Vincent van Gogh is the quintessential example of the tortured artist who suffered penury during his lifetime, only to become a beloved figure and a market titan after his death. The Dutchman died by suicide at age 37 in 1890; a painting owned by Microsoft co-founder Paul Allen fetched $117 million at Christie’s New York in 2022.
The popular lore is that Van Gogh sold only one painting in his lifetime. There’s some debate about this, and it depends partly on how you define “sell,” as the Van Gogh Museum points out, since he did trade works with other artists, and an art dealer uncle commissioned some paintings in a charitable effort to help his nephew.
But what we do know is that there is but one known painting that he sold after a public exhibition, and to someone he wasn’t related to.
The Red Vineyards Near Arles (1888) depicts a landscape near Montmajour Abbey during the grape harvest. The evening sun, hanging low over the horizon, turns much of the landscape a fiery red as workers labor in the fields. On the occasion of its blockbuster 1984 show “Van Gogh in Arles,” the Metropolitan Museum of Art in New York pointed out that, “His move from Paris to the Midi gave rise to bold experimentation in the use of color and to explorations of style and subject matter,” resulting in “a turning point in the course of nineteenth-century Western art.”

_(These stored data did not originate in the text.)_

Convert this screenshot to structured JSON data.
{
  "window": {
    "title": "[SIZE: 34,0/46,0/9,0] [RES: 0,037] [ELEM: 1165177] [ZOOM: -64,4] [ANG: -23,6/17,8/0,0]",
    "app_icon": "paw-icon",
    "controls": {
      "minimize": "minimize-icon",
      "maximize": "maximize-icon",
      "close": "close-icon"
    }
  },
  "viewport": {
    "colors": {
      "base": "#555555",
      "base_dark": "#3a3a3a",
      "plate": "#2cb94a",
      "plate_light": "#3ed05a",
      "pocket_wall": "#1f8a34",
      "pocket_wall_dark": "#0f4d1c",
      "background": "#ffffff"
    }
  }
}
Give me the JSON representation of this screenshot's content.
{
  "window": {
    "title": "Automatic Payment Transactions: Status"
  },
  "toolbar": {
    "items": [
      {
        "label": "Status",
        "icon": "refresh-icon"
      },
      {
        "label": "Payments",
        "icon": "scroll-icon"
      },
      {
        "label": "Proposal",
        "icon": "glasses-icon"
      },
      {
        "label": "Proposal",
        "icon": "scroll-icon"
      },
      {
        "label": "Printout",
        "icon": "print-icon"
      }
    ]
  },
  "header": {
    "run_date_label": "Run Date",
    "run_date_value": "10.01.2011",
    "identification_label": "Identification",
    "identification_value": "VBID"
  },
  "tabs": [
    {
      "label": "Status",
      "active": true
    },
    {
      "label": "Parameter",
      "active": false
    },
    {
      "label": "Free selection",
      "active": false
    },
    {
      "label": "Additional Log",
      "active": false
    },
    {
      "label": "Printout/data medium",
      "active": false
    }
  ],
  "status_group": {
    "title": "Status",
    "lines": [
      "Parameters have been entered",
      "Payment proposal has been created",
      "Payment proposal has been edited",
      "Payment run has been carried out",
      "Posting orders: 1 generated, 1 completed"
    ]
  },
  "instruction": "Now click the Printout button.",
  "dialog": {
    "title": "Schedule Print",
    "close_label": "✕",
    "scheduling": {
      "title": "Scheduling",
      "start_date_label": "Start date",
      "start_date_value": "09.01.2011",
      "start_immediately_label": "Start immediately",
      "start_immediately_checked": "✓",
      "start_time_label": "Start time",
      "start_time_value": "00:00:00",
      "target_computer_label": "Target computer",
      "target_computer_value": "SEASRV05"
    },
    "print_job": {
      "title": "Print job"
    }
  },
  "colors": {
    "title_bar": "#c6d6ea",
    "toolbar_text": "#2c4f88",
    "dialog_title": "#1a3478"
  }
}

The canvas made its debut appearance in 1890 at an annual exhibition staged by the Belgian artist group Les XX (The 20). Belgian painter Anna Boch, a member of the group, bought the canvas; different sources indicate different prices, either 350 or 400 francs. Artist Eugène Boch, whom Van Gogh painted that same year, was Anna’s brother; Van Gogh painted his portrait in the same year as the Red Vineyards.
In a letter Van Gogh wrote to his art dealer brother Theo, now in the collection of Amsterdam’s Van Gogh Museum, he said that Boch paid the sticker price, when she should have gotten a “friend’s price.”
The painting later made its way to a Paris art gallery, where Russian collector Ivan Morozov purchased it. Nationalized during the Bolshevik Revolution, the painting went to its current owner, the Pushkin State Museum of Fine Arts.
There is evidence for one other work that sold before his tragic death, but its identity and whereabouts are unknown. Per the Baltimore Sun, art historian and Van Gogh expert Marc Edo Tralbaut has published a letter from Theo van Gogh to London dealers Sulley & Lori, mentioning a self-portrait by the artist that they had bought. But it’s unknown whether this was a painting or a drawing.